How might things have gone differently for the Cleveland Browns had they added quarterback Kurt Warner to their roster, who was left unprotected by the Rams at the time during the 1999 expansion draft as the Cleveland franchise returned to the league?
That is a question that Warner himself recently contemplated, and while he started off by saying that he has no idea, he later revealed that he very clearly does have an idea of how it went. Because he has been successful no matter where he has gone—including NFL Europe—he believes he would have found success anywhere.
“Had I gone to Cleveland, I would’ve expected nothing else except to have success, somehow, someway, in some form”, he said. “Had I been on the field, I would’ve expected to play well and have success. I believe had I gone there and had a chance to play, I would’ve helped that franchise go to places they’ve never been before”.
He did, of course, have success with a generally unremarkable Rams team before he came into the picture. They won a Super Bowl and went to another. Then he had success with the Giants, but lacked a true opportunity there because they had traded for Eli Manning, the first-overall pick in the 2004 NFL Draft.
But then he found his way out to Arizona, and he raised up yet another unremarkable franchise and team, and helped make the Cardinals contenders. He brought them to the Super Bowl as well, and very nearly won it, had it not been for one of the great finishes in Super Bowl history.

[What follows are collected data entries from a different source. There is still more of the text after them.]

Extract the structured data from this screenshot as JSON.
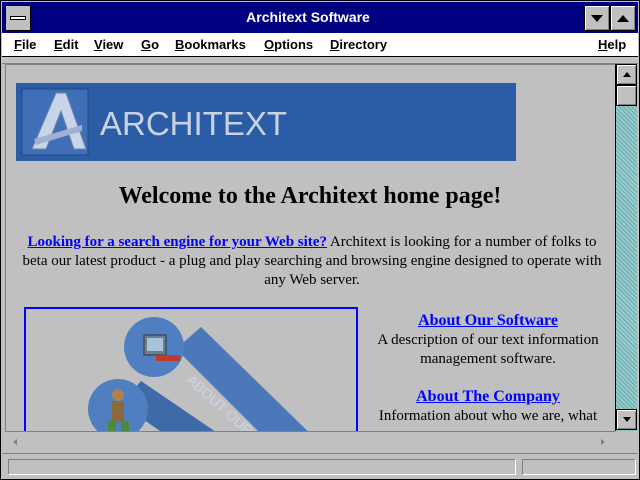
{
  "window": {
    "title": "Architext Software"
  },
  "menu": [
    {
      "label": "File",
      "key": "F",
      "rest": "ile"
    },
    {
      "label": "Edit",
      "key": "E",
      "rest": "dit"
    },
    {
      "label": "View",
      "key": "V",
      "rest": "iew"
    },
    {
      "label": "Go",
      "key": "G",
      "rest": "o"
    },
    {
      "label": "Bookmarks",
      "key": "B",
      "rest": "ookmarks"
    },
    {
      "label": "Options",
      "key": "O",
      "rest": "ptions"
    },
    {
      "label": "Directory",
      "key": "D",
      "rest": "irectory"
    },
    {
      "label": "Help",
      "key": "H",
      "rest": "elp"
    }
  ],
  "banner": {
    "text": "ARCHITEXT",
    "logo_letter": "A",
    "bg_color": "#2b5da6"
  },
  "page": {
    "heading": "Welcome to the Architext home page!",
    "intro_link": "Looking for a search engine for your Web site?",
    "intro_text": " Architext is looking for a number of folks to beta our latest product - a plug and play searching and browsing engine designed to operate with any Web server.",
    "image_caption": "ABOUT OUR"
  },
  "sidebar": [
    {
      "link": "About Our Software",
      "desc": "A description of our text information management software."
    },
    {
      "link": "About The Company",
      "desc": "Information about who we are, what"
    }
  ],
  "colors": {
    "titlebar": "#000080",
    "link": "#0000ff",
    "chrome": "#c0c0c0"
  }
}
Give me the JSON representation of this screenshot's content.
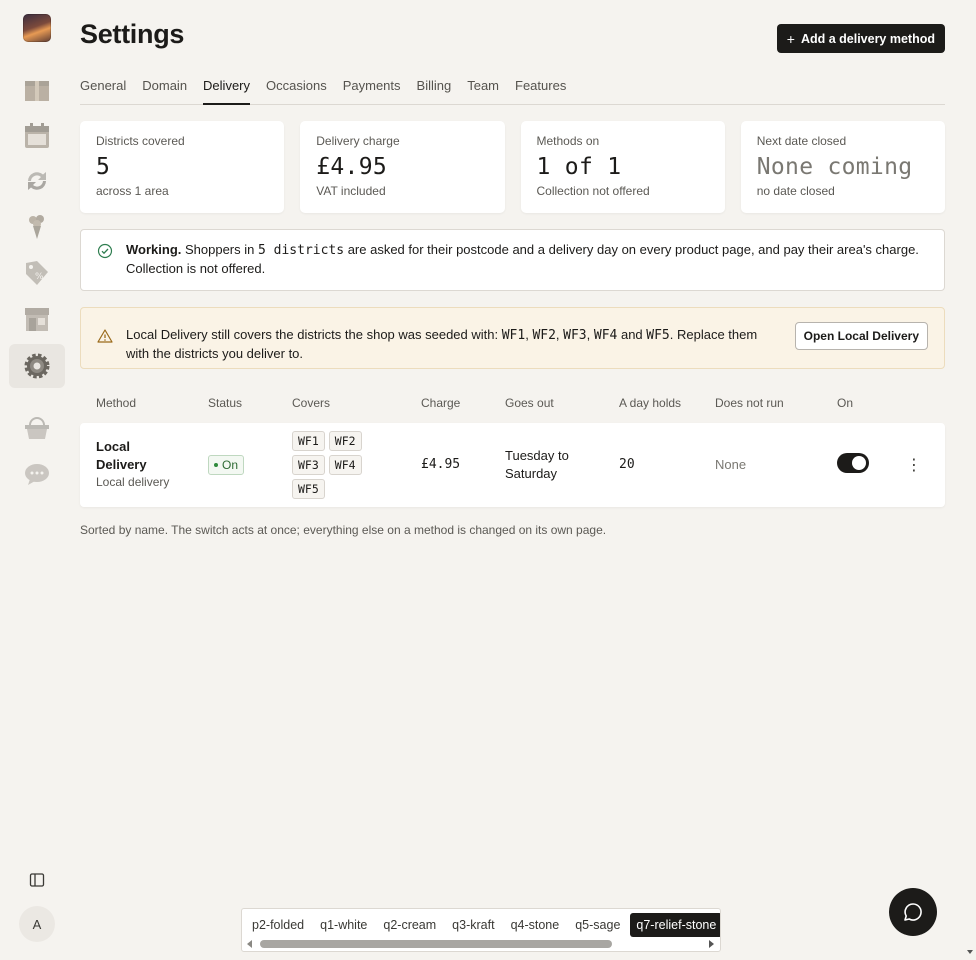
{
  "app": {
    "title": "Settings",
    "add_button_label": "Add a delivery method"
  },
  "sidebar": {
    "items": [
      {
        "icon": "box-icon"
      },
      {
        "icon": "calendar-icon"
      },
      {
        "icon": "refresh-icon"
      },
      {
        "icon": "bouquet-icon"
      },
      {
        "icon": "discount-tag-icon"
      },
      {
        "icon": "storefront-icon"
      },
      {
        "icon": "gear-icon",
        "active": true
      },
      {
        "icon": "basket-icon"
      },
      {
        "icon": "chat-bubble-icon"
      }
    ],
    "avatar_initial": "A"
  },
  "tabs": [
    {
      "label": "General"
    },
    {
      "label": "Domain"
    },
    {
      "label": "Delivery",
      "active": true
    },
    {
      "label": "Occasions"
    },
    {
      "label": "Payments"
    },
    {
      "label": "Billing"
    },
    {
      "label": "Team"
    },
    {
      "label": "Features"
    }
  ],
  "stats": [
    {
      "label": "Districts covered",
      "value": "5",
      "sub": "across 1 area"
    },
    {
      "label": "Delivery charge",
      "value": "£4.95",
      "sub": "VAT included"
    },
    {
      "label": "Methods on",
      "value": "1 of 1",
      "sub": "Collection not offered"
    },
    {
      "label": "Next date closed",
      "value": "None coming",
      "sub": "no date closed"
    }
  ],
  "status_banner": {
    "strong": "Working.",
    "text_pre": " Shoppers in ",
    "code": "5 districts",
    "text_post": " are asked for their postcode and a delivery day on every product page, and pay their area's charge. Collection is not offered."
  },
  "warning_banner": {
    "text_pre": "Local Delivery still covers the districts the shop was seeded with: ",
    "districts": [
      "WF1",
      "WF2",
      "WF3",
      "WF4",
      "WF5"
    ],
    "sep_comma": ", ",
    "sep_and": " and ",
    "text_post": ". Replace them with the districts you deliver to.",
    "button_label": "Open Local Delivery"
  },
  "table": {
    "headers": {
      "method": "Method",
      "status": "Status",
      "covers": "Covers",
      "charge": "Charge",
      "goes_out": "Goes out",
      "day_holds": "A day holds",
      "does_not_run": "Does not run",
      "on": "On"
    },
    "rows": [
      {
        "name": "Local Delivery",
        "sub": "Local delivery",
        "status": "On",
        "covers": [
          "WF1",
          "WF2",
          "WF3",
          "WF4",
          "WF5"
        ],
        "charge": "£4.95",
        "goes_out": "Tuesday to Saturday",
        "day_holds": "20",
        "does_not_run": "None",
        "enabled": true
      }
    ],
    "footnote": "Sorted by name. The switch acts at once; everything else on a method is changed on its own page."
  },
  "theme_bar": {
    "items": [
      "p2-folded",
      "q1-white",
      "q2-cream",
      "q3-kraft",
      "q4-stone",
      "q5-sage",
      "q7-relief-stone"
    ],
    "active": "q7-relief-stone",
    "scroll_position": 0.72
  },
  "colors": {
    "background": "#f5f3ef",
    "primary": "#1c1b19",
    "success": "#2e8a3b",
    "warning_bg": "#faf3e6",
    "warning_icon": "#9a6a1a"
  }
}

“Whether it’s arrogance or confidence or whatever you want to call it, that was my mentality when I stepped between the lines on a football field”, Warner said about believing that success would follow wherever he wound up. “That I was going to make my team, and somehow, someway, I was going to find a way to succeed” was the core of his mindset.
“A lot of people when they see my career, they hear or they remember that I sat on the bench for four years in college, got cut by the Packers, worked in a grocery store and then won the Super Bowl”, he said. “That’s kind of the timeline that people see when they hear Kurt Warner”.

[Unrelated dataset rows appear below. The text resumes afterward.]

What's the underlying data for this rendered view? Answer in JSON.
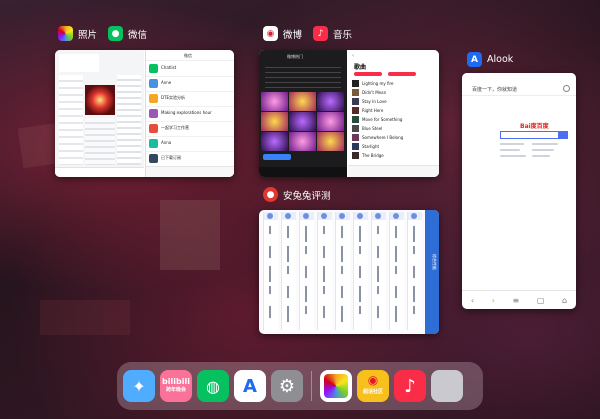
{
  "switcher": {
    "group1": {
      "apps": [
        "照片",
        "微信"
      ]
    },
    "group2": {
      "apps": [
        "微博",
        "音乐"
      ]
    },
    "group3": {
      "app": "Alook"
    },
    "group4": {
      "app": "安兔兔评测"
    }
  },
  "cards": {
    "wechat_title": "微信",
    "wechat_chats": [
      "Chatlist",
      "Anne",
      "DTE实验分析",
      "Making explorations hour",
      "一起学习工作营",
      "Anna",
      "已下载订阅"
    ],
    "weibo_title": "微博热门",
    "music_title": "歌曲",
    "music_tracks": [
      "Lighting my fire",
      "Didn't Mean",
      "Stay In Love",
      "Right Here",
      "Move for Something",
      "Blue Steel",
      "Somewhere I Belong",
      "Starlight",
      "The Bridge"
    ],
    "alook_search_hint": "百度一下，你就知道",
    "baidu_logo": "Bai度百度",
    "antutu_section": "综合性能"
  },
  "dock": {
    "left": [
      "safari-icon",
      "bilibili-icon",
      "wechat-icon",
      "alook-icon",
      "settings-icon"
    ],
    "right": [
      "photos-icon",
      "weibo-icon",
      "music-icon",
      "folder-icon"
    ],
    "bilibili_label": "bilibili",
    "bilibili_sub": "跨年晚会",
    "weibo_sub": "超话社区"
  },
  "colors": {
    "wechat": "#07C160",
    "music": "#FA2D48",
    "weibo": "#E6162D",
    "alook": "#1E6BF1",
    "bilibili": "#FB7299",
    "antutu": "#2F6DD6"
  }
}
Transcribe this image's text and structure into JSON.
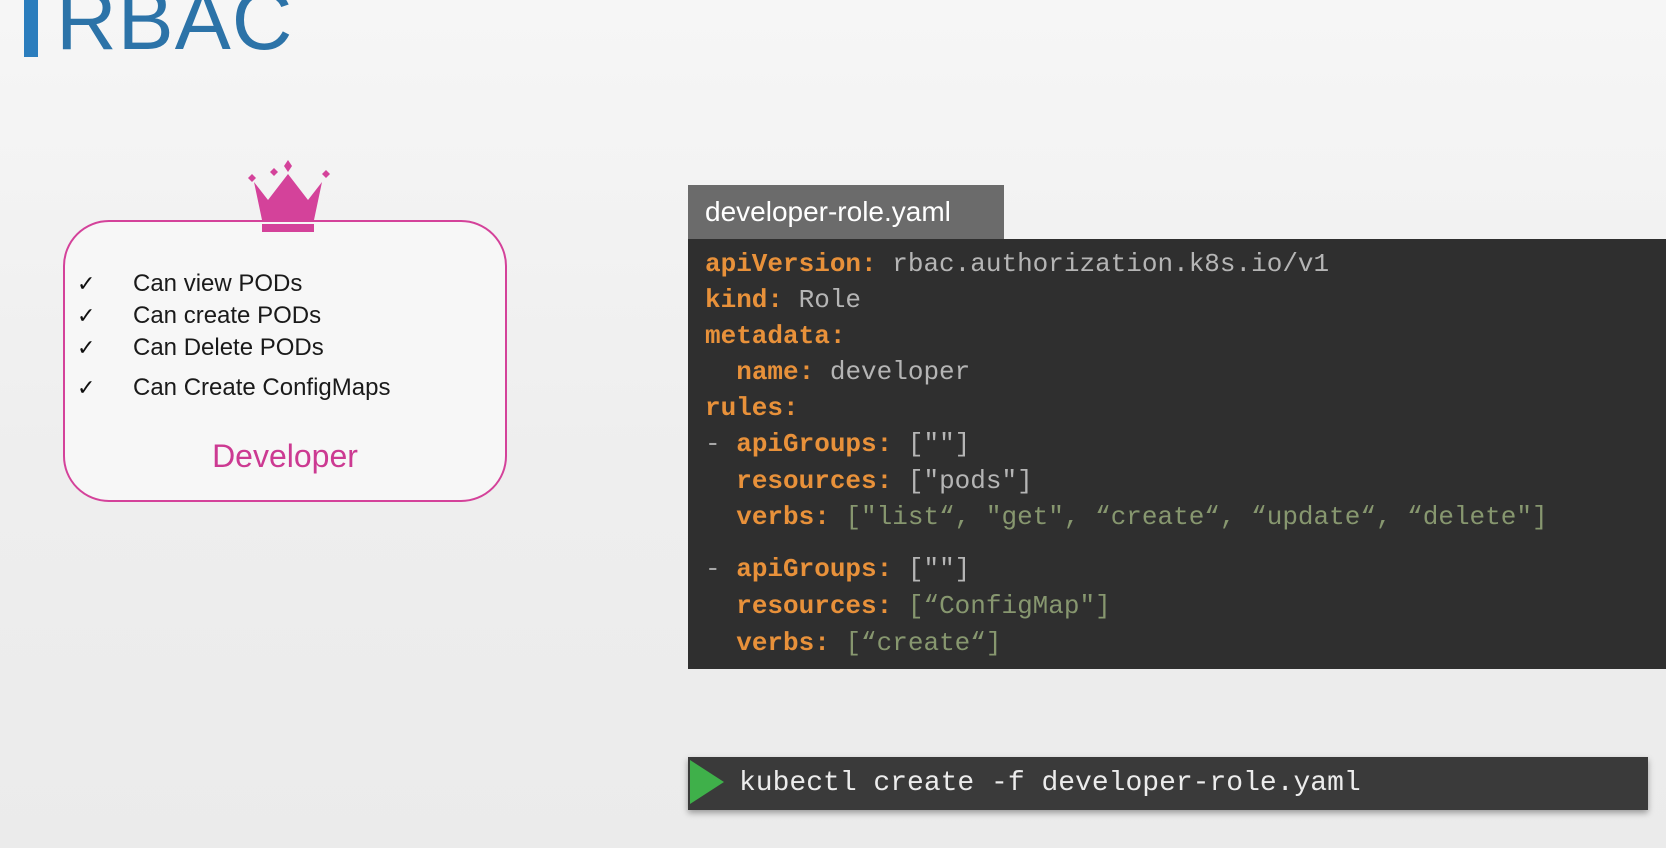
{
  "slide": {
    "title": "RBAC"
  },
  "role": {
    "name": "Developer",
    "permissions": [
      "Can view PODs",
      "Can create PODs",
      "Can Delete PODs",
      "Can Create ConfigMaps"
    ],
    "check_glyph": "✓",
    "icon": "crown-icon",
    "accent_color": "#d4429a"
  },
  "yaml_file": {
    "filename": "developer-role.yaml",
    "lines": [
      {
        "indent": "",
        "key": "apiVersion:",
        "value": "rbac.authorization.k8s.io/v1"
      },
      {
        "indent": "",
        "key": "kind:",
        "value": "Role"
      },
      {
        "indent": "",
        "key": "metadata:",
        "value": ""
      },
      {
        "indent": "  ",
        "key": "name:",
        "value": "developer"
      },
      {
        "indent": "",
        "key": "rules:",
        "value": ""
      },
      {
        "indent": "- ",
        "key": "apiGroups:",
        "value": "[\"\"]"
      },
      {
        "indent": "  ",
        "key": "resources:",
        "value": "[\"pods\"]"
      },
      {
        "indent": "  ",
        "key": "verbs:",
        "value": "[\"list“, \"get\", “create“, “update“, “delete\"]"
      },
      {
        "indent": "- ",
        "key": "apiGroups:",
        "value": "[\"\"]"
      },
      {
        "indent": "  ",
        "key": "resources:",
        "value": "[“ConfigMap\"]"
      },
      {
        "indent": "  ",
        "key": "verbs:",
        "value": "[“create“]"
      }
    ]
  },
  "terminal": {
    "command": "kubectl create -f developer-role.yaml",
    "icon": "play-icon"
  },
  "colors": {
    "title": "#2c73a8",
    "yaml_key": "#e8913a",
    "code_background": "#2f2f2f",
    "play": "#3fb04a"
  }
}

He, of course, sees it a bit differently. He took his team to the Arena Bowl championship in two of his three seasons there, he points out, and he was the best quarterback in NFL Europe, statistically, during the one season that he played there. And then NFL success followed.
But would it have, had he ended up in Cleveland? That’s an impossible question to answer, but one thing we do know about the Browns is that they haven’t had a quality starting quarterback since their 1999 return to the league, and one of their best chances—though it was hard to see at the time—presented itself right then and there.